Terrorific! Not content to rest on his laurels eating his delicious roasters, The Gambler apparently has spawned twins and found time to give Burt Reynolds a run for his money. Maybe a Cannonball Run 4 for his money? I don't think Dolly would want to be islands in the stream anymore.
WHY I NEED A RICH HUSBAND OR A TRUST FUND (god damn poor parents)
As if the placewhichmustnotbenamed could get worse...well nevermind it could get worse I guess if I shared an office with a flatulent born-again Christian who listened to Stryper and communicated via babytalk on the phone to her boyfriend/pastor/dog/cat/mom all day refusing to do a lick of work but still loved by boss--who will herefore be referred to as Khan (with a nod to Genghis and the hoard).
"Yes mistress...I love these vials of shit you give me each day as sustenance. Thank ye!"

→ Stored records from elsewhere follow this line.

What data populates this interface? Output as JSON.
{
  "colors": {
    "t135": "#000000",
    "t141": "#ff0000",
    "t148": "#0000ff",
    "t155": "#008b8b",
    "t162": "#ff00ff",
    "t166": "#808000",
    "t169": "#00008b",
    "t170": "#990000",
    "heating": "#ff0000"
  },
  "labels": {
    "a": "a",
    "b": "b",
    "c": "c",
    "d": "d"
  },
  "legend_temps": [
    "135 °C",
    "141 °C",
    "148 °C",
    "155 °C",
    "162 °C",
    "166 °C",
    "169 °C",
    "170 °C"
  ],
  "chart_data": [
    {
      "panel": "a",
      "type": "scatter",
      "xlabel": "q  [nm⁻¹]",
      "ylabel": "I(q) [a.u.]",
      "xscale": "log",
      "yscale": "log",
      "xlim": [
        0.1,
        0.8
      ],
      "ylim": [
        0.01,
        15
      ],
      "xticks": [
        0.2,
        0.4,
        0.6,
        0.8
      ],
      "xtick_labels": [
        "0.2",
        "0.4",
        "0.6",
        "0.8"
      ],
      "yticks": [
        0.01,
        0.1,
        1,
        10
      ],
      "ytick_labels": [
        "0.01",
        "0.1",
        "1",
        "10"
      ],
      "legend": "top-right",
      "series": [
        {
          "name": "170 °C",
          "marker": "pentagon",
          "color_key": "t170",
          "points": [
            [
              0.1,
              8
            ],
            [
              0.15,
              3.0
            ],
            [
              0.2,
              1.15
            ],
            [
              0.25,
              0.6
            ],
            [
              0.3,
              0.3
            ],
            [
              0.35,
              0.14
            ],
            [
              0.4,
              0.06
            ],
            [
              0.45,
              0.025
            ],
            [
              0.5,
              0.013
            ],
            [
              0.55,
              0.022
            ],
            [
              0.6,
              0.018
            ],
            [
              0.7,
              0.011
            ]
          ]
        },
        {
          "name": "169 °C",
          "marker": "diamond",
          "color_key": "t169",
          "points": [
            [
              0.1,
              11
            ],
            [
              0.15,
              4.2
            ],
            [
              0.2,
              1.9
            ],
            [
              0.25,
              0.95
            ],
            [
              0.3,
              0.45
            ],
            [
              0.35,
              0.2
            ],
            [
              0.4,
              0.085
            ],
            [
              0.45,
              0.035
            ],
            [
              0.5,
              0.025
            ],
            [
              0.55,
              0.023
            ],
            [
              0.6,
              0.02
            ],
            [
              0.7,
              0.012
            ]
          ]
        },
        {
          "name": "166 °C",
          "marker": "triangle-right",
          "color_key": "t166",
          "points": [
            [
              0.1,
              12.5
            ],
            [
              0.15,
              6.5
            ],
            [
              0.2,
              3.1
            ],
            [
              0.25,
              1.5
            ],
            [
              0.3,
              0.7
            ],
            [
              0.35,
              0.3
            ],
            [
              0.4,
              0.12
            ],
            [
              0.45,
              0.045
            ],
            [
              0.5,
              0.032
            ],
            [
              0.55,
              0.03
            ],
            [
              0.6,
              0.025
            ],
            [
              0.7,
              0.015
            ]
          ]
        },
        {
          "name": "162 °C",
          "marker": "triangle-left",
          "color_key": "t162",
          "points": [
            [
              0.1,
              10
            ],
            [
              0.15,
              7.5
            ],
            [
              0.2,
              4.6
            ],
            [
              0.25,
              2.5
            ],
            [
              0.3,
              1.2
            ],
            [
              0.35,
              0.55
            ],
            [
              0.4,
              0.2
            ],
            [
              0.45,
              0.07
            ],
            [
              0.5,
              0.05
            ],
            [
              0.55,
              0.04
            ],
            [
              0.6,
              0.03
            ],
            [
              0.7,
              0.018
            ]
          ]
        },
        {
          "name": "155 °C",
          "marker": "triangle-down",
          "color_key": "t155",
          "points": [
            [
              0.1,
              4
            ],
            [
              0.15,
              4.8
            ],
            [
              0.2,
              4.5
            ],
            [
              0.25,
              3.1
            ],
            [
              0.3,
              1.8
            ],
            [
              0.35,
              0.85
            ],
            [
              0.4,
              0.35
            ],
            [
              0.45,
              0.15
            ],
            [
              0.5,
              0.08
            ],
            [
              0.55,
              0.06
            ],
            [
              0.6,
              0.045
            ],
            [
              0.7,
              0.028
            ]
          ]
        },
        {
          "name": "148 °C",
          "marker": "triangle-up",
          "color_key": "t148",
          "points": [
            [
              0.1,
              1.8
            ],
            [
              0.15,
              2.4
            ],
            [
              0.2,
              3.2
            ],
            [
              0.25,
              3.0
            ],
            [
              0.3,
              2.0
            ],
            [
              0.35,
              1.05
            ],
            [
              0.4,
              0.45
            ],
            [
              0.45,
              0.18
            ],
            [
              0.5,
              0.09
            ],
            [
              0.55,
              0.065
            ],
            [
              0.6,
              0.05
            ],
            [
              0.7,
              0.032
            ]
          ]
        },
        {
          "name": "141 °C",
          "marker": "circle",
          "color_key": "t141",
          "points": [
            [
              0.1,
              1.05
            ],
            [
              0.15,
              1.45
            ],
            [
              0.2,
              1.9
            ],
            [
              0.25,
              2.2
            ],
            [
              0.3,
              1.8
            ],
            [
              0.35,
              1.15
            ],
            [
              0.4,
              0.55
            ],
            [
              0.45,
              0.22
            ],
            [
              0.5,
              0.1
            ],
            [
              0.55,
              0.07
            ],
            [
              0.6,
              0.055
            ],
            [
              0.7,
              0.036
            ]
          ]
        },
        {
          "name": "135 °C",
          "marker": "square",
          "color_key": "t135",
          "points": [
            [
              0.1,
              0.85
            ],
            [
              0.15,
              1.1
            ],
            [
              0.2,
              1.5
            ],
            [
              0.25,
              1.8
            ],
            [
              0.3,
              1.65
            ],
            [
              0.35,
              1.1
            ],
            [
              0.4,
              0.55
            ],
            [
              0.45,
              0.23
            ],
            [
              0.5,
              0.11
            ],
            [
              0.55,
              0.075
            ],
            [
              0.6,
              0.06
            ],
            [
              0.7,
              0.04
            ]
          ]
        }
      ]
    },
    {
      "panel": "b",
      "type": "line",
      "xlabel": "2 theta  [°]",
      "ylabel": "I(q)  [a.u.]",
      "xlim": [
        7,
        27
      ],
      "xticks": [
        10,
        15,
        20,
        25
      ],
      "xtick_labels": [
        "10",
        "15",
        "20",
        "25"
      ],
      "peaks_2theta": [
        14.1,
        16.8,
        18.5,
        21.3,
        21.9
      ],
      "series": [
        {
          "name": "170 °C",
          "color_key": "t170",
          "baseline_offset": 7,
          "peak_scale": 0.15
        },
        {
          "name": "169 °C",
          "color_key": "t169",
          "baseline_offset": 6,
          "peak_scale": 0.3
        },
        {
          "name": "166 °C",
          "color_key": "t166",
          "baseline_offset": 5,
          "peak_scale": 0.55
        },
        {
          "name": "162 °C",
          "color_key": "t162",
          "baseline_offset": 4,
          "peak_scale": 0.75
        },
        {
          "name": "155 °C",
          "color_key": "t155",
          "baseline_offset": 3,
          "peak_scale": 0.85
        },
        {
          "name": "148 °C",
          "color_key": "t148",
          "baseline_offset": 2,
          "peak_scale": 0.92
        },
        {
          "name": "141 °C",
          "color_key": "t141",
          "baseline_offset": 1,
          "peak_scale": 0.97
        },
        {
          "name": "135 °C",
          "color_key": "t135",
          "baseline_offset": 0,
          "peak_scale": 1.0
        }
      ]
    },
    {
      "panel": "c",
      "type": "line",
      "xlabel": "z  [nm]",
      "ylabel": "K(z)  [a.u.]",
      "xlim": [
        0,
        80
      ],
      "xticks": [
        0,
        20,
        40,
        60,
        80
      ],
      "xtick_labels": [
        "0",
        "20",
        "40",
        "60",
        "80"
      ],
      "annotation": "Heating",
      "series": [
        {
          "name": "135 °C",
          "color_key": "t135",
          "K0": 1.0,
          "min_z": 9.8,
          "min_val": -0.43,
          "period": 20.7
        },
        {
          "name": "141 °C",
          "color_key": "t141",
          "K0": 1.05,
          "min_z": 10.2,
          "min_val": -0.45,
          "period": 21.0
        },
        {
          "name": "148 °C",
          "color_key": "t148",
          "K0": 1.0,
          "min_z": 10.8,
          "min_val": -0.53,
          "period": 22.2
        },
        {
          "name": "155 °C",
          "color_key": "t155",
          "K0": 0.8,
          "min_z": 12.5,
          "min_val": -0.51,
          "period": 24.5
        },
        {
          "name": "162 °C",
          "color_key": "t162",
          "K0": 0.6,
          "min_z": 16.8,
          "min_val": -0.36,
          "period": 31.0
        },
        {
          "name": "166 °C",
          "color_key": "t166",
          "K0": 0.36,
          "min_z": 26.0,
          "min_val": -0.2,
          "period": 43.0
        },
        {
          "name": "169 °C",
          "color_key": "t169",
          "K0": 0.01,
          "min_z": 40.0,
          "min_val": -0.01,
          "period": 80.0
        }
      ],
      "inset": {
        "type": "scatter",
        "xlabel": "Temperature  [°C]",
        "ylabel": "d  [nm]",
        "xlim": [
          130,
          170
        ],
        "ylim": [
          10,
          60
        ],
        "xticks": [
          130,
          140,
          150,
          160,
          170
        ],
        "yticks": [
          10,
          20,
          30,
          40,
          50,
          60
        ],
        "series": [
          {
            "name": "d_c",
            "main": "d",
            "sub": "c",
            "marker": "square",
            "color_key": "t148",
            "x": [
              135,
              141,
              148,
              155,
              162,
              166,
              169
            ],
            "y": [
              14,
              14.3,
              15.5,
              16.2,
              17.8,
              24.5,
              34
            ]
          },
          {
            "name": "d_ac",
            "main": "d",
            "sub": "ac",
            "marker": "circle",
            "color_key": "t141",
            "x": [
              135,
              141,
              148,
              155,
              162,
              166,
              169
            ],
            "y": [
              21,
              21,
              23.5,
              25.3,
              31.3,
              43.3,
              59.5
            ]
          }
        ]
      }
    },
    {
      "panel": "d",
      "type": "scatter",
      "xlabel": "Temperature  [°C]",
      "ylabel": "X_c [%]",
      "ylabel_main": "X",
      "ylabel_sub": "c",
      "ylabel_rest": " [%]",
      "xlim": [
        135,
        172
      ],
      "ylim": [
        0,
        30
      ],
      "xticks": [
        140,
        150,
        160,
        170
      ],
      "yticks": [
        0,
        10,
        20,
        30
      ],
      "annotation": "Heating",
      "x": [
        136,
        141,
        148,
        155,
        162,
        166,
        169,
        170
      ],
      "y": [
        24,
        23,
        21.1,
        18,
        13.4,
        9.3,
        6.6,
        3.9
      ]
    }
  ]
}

Now I am charged with the planning and implementation of a major special event which must be a success or I WILL LOSE MY JOB. This is what I was told VERBATIM. I would expect this out of some ballbreaking Wall Street firm or high-pressure sales job but why am I developing stress-related diseases over this fucking shit? As if I don't have enough to do besides manage stay-at-home bitches (oops I mean the gala committee), grovel for money all day, develop cystic acne from the phone glued to my face, raise thousands of dollars, write letters, grants, repel odioius co-workers, fend off one lecherous 80-year-old board member with teeth like a cro-magnon Austin Powers, and manage pr for the agency. All this for Bob Cratchet-like wages. I am the modern-day Oliver Twist. Please sir can I have some more?
1 comment:
Am dying. We need to win the frickin lottery and get the hell out. I would volunteer somewhere nice. I wouldn't just sit on my butt EVERY day. Maybe we should start playing - I bet it would make our chances of winning better. You think?